Günümüzün güçlü aktörlerinin yanında ayrıca o dönemin en güçlü siyasi aktörleri olan İsmet İnönü, Churchill, Hitler, Stalin ve Roosevelt’in aynı filmde gösterilmesi açısından da filmin izlenmeye değer olduğu düşünülebilir. Filmde bir diğer dikkat çekici vurgu ise Nazi Almanya’sının insanlık dışı uygulamalarından biri olan T4 programıdır. Bu program doğuştan engelli Alman çocuklarının geleceğe sağlıklı gen aktarımı yapamayacakları düşünülerek kitlesel olarak imha edilmesini içeriyor.
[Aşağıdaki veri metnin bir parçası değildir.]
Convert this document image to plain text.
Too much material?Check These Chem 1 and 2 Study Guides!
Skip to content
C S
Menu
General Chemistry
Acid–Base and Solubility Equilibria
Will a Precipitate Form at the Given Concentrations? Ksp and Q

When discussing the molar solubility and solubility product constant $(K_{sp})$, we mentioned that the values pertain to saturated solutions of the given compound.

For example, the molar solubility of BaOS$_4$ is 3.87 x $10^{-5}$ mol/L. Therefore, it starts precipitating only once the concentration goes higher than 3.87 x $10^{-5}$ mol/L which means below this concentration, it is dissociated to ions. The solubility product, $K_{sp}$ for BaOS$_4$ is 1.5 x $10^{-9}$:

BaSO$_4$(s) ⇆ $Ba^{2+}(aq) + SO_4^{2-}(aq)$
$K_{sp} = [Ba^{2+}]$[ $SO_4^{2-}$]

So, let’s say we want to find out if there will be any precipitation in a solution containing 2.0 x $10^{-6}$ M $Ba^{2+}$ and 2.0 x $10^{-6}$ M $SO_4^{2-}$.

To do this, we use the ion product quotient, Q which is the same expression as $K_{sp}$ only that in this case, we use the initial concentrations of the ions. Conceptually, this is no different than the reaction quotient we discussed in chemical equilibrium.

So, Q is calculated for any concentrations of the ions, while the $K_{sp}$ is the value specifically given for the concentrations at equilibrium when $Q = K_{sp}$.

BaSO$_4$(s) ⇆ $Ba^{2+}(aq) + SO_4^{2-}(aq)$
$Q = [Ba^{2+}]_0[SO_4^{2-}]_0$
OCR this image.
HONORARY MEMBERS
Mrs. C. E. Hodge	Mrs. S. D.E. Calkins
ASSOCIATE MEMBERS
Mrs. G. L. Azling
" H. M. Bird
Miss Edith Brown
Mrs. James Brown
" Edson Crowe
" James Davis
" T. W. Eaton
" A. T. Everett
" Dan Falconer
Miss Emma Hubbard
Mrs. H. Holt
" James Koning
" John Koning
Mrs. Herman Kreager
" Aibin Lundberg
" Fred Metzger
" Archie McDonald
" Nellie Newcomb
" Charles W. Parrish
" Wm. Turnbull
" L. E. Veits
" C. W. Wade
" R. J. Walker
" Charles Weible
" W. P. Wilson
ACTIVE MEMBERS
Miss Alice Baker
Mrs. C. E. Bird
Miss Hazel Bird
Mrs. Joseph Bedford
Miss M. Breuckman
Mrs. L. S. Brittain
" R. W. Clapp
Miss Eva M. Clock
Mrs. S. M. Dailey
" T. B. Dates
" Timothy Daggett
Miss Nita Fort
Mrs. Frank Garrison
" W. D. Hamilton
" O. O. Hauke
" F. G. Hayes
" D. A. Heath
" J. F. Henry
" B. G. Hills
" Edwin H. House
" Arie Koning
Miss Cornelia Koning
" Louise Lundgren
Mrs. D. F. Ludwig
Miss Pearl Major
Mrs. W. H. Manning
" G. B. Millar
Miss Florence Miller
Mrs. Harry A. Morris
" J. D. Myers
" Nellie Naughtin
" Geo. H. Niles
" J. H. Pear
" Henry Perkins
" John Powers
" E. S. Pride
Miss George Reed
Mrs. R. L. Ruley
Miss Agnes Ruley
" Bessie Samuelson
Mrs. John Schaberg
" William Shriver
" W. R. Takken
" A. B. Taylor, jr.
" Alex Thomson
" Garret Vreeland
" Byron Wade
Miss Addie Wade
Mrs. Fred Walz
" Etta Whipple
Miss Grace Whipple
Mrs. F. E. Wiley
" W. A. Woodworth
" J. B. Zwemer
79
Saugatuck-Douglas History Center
18 Ocak 2019 tarihinde vizyona giren film İlyas Bazna’nın hayatını konu alarak kurgulandı. Yönetmenliğini Serdar Akar’ın yaptığı filmin senaristi ise Ali Can Yaraş ’tır. Filmin çekimleri Berlin, Macaristan, İstanbul ve Ankara’da gerçekleştirildi ve ortalama 8 hafta sürdü.